Songez à l'absurdité d'une telle interdiction : quand je fais appel d'une décision, je ne pourrais devant la cour que vanter l'excellence du jugement que j'attaque ? La cour elle même ne pourrait que le confirmer avec des éloges à peine de se voir convoquée devant le Conseil supérieur de la magistrature ?

Quant aux critiques entendues sur l'affaire d'Outreau, elles seraient donc hors la loi, et le procureur général de Paris devrait donc être jeté dans une cellule, idéalement sur la paillasse encore chaude laissée par un des accusés.

Il est des revues spécialisées rédigée par d'éminents professeurs de droit qui ne font que commenter des décisions, et les magistrats les lisent avec beaucoup d'intérêt, y compris et surtout ceux qui ont rendu la décision commentée. Tous les étudiants en droits perdent les plus belles années de leur vie à commenter sans fin des décisions de justice, à disséquer leur sens, leur valeur et leur portée.

Rien de sacrilège donc.

Alors, sur quoi repose donc cette légende urbaine ?

Sur l'article 434-25 du Code pénal, qui sanctionne

Le fait de chercher à jeter le discrédit, publiquement par actes, paroles, écrits ou images de toute nature, sur un acte ou une décision juridictionnelle, dans des conditions de nature à porter atteinte à l'autorité de la justice ou à son indépendance.

Notez que ce qui est interdit est de jeter le discrédit dans des conditions de nature à porter atteinte à l'autorité de la justice ou à son indépendance.

Pour être parfaitement clair, le législateur précise à l'alinéa suivant que ces dispositions

ne s'appliquent pas aux commentaires techniques ni aux actes, paroles, écrits ou images de toute nature tendant à la réformation, la cassation ou la révision d'une décision.

Concrètement, quand je dis qu'un juge a estimé qu'il y avait état de nécessité alors qu'à mon sens ces conditions n'étaient pas remplies, je n'encours nulle foudre. Cet article sanctionnera en revanche celui qui dira que les juges qui ont rendu telle ou telle décision étaient soit ivres soit corrompus, que ce jugement fera rire pendant des années dans toutes les facs de droit de France, ou encore, pour citer une juridprudence réelle, qu'une décision est «un chef d'œuvre d'incohérence, d'extravagance, et d'abus de droit », et que « rarement les annales judiciaires françaises, pourtant assez bien pourvues d'ordinaire en pareille sorte, n'en ont recelé de telles ».

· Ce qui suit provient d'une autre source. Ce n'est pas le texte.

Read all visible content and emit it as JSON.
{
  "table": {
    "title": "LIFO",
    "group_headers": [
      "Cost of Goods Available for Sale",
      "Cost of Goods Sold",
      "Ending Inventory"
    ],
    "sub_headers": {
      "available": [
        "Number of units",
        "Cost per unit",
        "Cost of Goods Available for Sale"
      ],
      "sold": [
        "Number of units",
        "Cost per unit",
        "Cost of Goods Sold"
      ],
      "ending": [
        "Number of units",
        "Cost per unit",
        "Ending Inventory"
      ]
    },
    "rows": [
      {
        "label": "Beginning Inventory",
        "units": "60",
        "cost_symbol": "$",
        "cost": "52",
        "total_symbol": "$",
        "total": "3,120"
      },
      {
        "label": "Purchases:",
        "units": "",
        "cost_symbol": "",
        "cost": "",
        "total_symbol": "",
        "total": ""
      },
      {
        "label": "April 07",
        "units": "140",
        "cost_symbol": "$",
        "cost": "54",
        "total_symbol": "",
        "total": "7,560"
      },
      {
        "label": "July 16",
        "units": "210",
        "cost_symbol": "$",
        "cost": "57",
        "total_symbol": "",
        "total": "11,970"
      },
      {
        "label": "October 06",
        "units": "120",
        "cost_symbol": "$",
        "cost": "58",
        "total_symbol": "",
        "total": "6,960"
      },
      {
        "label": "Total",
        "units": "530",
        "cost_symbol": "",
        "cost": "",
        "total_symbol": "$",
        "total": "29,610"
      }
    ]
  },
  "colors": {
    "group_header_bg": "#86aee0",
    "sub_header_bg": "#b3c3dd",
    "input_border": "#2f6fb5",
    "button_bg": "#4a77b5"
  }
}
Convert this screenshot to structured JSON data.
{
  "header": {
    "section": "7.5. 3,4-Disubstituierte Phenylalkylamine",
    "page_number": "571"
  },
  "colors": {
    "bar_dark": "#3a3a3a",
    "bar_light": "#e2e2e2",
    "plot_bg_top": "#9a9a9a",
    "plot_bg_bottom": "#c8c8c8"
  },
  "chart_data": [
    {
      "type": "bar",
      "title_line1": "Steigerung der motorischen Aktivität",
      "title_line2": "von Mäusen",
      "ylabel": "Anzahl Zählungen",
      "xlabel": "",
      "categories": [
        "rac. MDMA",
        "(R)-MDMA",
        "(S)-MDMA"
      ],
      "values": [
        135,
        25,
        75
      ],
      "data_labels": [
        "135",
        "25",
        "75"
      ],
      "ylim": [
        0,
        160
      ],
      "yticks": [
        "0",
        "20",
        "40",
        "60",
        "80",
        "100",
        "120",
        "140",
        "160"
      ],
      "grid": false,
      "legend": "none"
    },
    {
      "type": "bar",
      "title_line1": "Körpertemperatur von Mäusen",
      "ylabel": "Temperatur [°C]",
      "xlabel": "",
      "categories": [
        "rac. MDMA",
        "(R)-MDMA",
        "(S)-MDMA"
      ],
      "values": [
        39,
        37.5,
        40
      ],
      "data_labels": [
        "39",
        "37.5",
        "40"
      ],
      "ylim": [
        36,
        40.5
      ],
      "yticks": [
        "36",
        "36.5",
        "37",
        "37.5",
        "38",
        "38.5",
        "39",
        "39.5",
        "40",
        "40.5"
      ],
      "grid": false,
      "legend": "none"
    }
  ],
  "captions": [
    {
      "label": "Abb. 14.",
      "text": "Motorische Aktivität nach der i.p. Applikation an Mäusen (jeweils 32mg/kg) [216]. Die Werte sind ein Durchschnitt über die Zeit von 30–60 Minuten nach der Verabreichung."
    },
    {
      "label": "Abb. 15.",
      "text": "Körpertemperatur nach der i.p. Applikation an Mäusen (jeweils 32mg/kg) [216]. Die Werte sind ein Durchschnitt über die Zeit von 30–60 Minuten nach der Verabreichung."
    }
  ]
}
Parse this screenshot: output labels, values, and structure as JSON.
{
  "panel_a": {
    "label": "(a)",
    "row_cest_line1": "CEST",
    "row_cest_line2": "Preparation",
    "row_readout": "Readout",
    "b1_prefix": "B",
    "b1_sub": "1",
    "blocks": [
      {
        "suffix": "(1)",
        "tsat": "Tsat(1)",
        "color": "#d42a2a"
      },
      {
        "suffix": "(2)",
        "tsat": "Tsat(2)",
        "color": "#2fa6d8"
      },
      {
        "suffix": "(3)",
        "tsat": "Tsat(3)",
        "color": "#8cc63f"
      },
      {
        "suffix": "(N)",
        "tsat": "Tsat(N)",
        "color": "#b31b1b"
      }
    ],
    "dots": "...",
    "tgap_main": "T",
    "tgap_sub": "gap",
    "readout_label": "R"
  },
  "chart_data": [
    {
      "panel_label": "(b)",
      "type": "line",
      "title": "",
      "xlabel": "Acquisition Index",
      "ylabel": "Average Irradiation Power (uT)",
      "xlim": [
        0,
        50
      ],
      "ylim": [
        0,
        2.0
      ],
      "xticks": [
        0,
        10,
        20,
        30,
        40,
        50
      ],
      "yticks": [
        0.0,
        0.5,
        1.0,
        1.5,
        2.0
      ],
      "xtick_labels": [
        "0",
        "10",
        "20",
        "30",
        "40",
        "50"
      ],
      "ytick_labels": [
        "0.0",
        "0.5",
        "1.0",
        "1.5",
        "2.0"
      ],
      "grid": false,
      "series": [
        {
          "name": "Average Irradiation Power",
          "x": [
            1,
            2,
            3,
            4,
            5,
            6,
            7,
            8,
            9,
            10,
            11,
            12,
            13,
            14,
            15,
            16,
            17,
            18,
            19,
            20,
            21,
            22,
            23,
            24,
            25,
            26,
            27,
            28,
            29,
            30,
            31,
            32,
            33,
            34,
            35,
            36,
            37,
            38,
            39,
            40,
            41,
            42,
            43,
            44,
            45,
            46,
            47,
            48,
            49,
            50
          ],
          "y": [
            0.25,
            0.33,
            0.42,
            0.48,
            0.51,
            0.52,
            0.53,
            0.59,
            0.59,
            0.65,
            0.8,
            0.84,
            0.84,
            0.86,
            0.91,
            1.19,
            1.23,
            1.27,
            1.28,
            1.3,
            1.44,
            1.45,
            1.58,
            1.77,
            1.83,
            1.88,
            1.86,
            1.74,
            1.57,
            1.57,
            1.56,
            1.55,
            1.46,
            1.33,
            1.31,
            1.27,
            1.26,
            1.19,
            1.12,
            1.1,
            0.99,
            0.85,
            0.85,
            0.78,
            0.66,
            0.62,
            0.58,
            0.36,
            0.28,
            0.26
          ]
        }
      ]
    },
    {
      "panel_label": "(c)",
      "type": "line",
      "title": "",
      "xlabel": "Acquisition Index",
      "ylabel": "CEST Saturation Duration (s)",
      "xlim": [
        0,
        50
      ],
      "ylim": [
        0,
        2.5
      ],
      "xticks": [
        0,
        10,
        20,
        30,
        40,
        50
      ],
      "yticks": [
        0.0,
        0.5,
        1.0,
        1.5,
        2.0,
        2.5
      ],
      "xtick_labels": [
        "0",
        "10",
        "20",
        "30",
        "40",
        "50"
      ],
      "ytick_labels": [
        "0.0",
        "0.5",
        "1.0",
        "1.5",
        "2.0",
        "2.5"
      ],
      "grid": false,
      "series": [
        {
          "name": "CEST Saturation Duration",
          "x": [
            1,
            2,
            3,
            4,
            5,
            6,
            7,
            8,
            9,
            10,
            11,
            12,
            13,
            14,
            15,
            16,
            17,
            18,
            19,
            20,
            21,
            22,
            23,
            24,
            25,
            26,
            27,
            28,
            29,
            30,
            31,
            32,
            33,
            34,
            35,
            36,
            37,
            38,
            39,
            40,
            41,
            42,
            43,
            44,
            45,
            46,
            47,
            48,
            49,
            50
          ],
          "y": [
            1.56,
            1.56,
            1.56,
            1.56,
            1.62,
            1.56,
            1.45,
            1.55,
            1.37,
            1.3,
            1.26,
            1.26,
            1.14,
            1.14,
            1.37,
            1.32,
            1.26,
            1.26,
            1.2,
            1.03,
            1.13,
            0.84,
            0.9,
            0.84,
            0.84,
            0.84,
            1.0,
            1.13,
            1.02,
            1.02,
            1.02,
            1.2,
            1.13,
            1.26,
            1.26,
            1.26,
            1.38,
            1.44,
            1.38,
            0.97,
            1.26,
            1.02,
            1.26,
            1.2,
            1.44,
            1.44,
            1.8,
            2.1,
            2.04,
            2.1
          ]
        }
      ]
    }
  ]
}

Le parallèle doit être fait avec le délit d'outrage à magistrat, auquel il est apparenté. Notons toutefois que s'agissant d'un délit par voie de publication, il obéit à la prescription de trois mois.

Donc quand un homme politique déclare, la main sur le cœur, qu'il ne peut commenter une décision de justice, vous saurez désormais que de deux choses l'une : soit cette décision le dérange tant, par exemple parce qu'il a totalement omis de s'informer de son contenu, qu'il préfère esquiver la question, soit le seul commentaire qu'il pourrait faire chercherait immanquablement à jeter le discrédit sur cette décision dans des conditions de nature à porter atteinte à l'autorité de la justice ou à son indépendance.

Et s'il invoque la séparation des pouvoirs, exigez donc, au nom de ce même principe, la suppression du poste gouvernemental de ministre de la justice, qui en est alors une violation bien plus grave.